2
votes

I'm starting to get comfortable with Rust, but there are still some things that are really tripping me up with lifetimes. In this particular case, what I want to do is have an enum which may have different types wrapped as a generic parameter class to create strongly typed query parameters in a URL, though the specific use case is irrelevant, and return a conversion of that wrapped value into an &str. Here's an example of what I want to do:

enum Param<'a> {
   MyBool(bool),
   MyLong(i64),
   MyStr(&'a str),
}

impl<'a> Param<'a> {
    fn into(self) -> (&'static str, &'a str) {
        match self {
            Param::MyBool(b) => ("my_bool", &b.to_string()), // clearly wrong
            Param::MyLong(i) => ("my_long", &i.to_string()), // clearly wrong
            Param::Value(s) => ("my_str", s),
        }
    }
}

What I ended up doing is this to deal with the obvious lifetime issue (and yes, it's obvious to me why the lifetime isn't long enough for the into() function):

enum Param<'a> {
   MyBool(&'a str), // no more static typing :(
   MyLong(&'a str), // no more static typing :(
   MyStr(&'a str),
}

impl<'a> Param<'a> {
    fn into(self) -> (&'static str, &'a str) {
        match self {
            Param::MyBool(b) => ("my_bool", b),
            Param::MyLong(i) => ("my_long", i),
            Param::Value(s) => ("my_str", s),
        }
    }
}

This seems like an ugly workaround in a case where what I really want to do is guarantee the static typing of certain params, b/c now it's the constructor of the enum that's responsible for the proper type conversion. Curious if there is a way to do this... and yes, at some point I need &str as that is a parameter elsewhere, specifically:

let body = url::form_urlencoded::serialize(
               vec![Param::MyBool(&true.to_string()).
                       into()].
                   into_iter());

I went through a whole bunch of things like trying to return String instead of &str from into(), but that only caused conversion issues down the line with a map() of String -> &str. Having the tuple correct from the start is the easiest thing, rather than fighting the compiler at every turn after that.

-- update--

Ok, so I went back to a (String,String) tuple in the into() function for the enum. It turns out that there is an "owned" version of the url::form_urlencoded::serialize() function which this is compatible with.

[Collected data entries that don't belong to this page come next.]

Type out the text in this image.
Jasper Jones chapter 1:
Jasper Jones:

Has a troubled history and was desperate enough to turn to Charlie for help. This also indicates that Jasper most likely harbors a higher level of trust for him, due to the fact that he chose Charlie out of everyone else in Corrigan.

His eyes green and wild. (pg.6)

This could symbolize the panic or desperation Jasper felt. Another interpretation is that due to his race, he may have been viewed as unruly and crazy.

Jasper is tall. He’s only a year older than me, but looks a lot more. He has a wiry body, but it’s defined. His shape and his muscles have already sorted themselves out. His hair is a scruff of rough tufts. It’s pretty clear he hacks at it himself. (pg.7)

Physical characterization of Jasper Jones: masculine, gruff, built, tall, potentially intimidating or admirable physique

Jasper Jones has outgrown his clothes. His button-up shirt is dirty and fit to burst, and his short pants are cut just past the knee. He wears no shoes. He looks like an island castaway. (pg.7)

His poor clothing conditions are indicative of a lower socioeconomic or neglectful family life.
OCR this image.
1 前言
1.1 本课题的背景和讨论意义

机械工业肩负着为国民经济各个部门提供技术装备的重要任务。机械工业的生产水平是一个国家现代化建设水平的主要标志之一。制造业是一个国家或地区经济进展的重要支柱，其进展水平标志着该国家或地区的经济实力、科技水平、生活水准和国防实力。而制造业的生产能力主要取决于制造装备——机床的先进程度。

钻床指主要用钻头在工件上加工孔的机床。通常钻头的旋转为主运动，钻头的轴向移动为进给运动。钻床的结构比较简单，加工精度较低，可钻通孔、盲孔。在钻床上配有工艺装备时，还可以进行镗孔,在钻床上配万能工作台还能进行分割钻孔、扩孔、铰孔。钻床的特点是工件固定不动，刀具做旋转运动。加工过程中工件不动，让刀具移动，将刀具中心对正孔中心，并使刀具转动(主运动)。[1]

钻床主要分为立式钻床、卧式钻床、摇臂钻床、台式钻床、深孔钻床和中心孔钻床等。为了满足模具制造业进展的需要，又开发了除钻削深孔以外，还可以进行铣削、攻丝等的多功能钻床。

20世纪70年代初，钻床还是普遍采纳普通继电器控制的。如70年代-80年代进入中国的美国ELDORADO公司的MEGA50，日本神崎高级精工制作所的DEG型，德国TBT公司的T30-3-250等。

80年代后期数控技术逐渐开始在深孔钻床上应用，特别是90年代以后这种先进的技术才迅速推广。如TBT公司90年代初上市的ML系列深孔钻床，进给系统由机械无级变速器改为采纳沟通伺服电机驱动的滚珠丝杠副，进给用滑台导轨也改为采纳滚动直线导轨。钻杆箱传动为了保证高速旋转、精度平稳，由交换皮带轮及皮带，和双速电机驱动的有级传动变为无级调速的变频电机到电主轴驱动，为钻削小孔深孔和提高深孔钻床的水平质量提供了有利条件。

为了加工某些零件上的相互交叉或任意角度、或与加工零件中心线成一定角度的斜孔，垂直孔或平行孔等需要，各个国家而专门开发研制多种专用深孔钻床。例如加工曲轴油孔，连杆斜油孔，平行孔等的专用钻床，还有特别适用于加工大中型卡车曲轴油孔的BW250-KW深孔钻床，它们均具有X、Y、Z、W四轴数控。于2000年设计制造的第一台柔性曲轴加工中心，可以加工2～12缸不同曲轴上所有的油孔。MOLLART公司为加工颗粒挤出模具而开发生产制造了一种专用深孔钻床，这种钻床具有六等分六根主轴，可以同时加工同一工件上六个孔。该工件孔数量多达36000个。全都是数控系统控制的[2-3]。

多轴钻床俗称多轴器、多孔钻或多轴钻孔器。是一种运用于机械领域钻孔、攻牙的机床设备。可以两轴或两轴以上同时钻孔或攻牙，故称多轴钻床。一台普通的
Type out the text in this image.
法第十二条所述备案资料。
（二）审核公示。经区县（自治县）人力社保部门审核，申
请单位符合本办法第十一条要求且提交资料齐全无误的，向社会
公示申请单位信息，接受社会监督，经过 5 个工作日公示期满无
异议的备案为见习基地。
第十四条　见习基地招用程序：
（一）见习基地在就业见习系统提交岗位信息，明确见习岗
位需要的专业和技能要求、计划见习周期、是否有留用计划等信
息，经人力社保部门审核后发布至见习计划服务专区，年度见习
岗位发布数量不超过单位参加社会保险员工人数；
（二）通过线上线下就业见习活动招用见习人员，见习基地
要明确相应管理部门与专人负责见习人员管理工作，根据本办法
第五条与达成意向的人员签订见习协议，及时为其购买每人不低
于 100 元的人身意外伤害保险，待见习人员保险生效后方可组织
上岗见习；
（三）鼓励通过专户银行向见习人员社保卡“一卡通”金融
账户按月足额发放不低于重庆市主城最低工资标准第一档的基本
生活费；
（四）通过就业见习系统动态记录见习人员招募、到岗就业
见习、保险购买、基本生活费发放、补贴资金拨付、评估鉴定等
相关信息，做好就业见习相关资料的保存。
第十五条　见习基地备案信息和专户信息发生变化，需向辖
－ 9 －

pub fn serialize_owned(pairs: &[(String, String)]) -> String

But, now I'm also trying to use the same pattern for the query string in the hyper::URL, specifically:

fn set_query_from_pairs<'a, I>(&mut self, pairs: I) 
    where I: Iterator<Item=(&'a str, &'a str)>

and then I try to use map() on the iterator that I have from the (String,String) tuple:

params: Iterator<Item=(String, String)>

url.set_query_from_pairs(params.map(|x: (String, String)| -> 
    (&str, &str) { let (ref k, ref v) = x; (k, v) } ));

But this gets error: x.0 does not live long enough. Ref seems correct in this case, right? If I don't use ref, then it's k/v that don't live long enough. Is there something 'simple' that I'm missing in this?

1

1 Answers

3
votes

It is not really clear why you can't do this:

enum Param<'a> {
   MyBool(bool),
   MyLong(i64),
   MyStr(&'a str),
}

impl<'a> Param<'a> {
    fn into(self) -> (&'static str, String) {
        match self {
            Param::MyBool(b) => ("my_bool", b.to_string()),
            Param::MyLong(i) => ("my_long", i.to_string()),
            Param::MyStr(s) => ("my_str", s.into()),
        }
    }
}

(into() for &str -> String conversion is slightly more efficient than to_string())

You can always get a &str from String, e.g. with deref coercion or explicit slicing.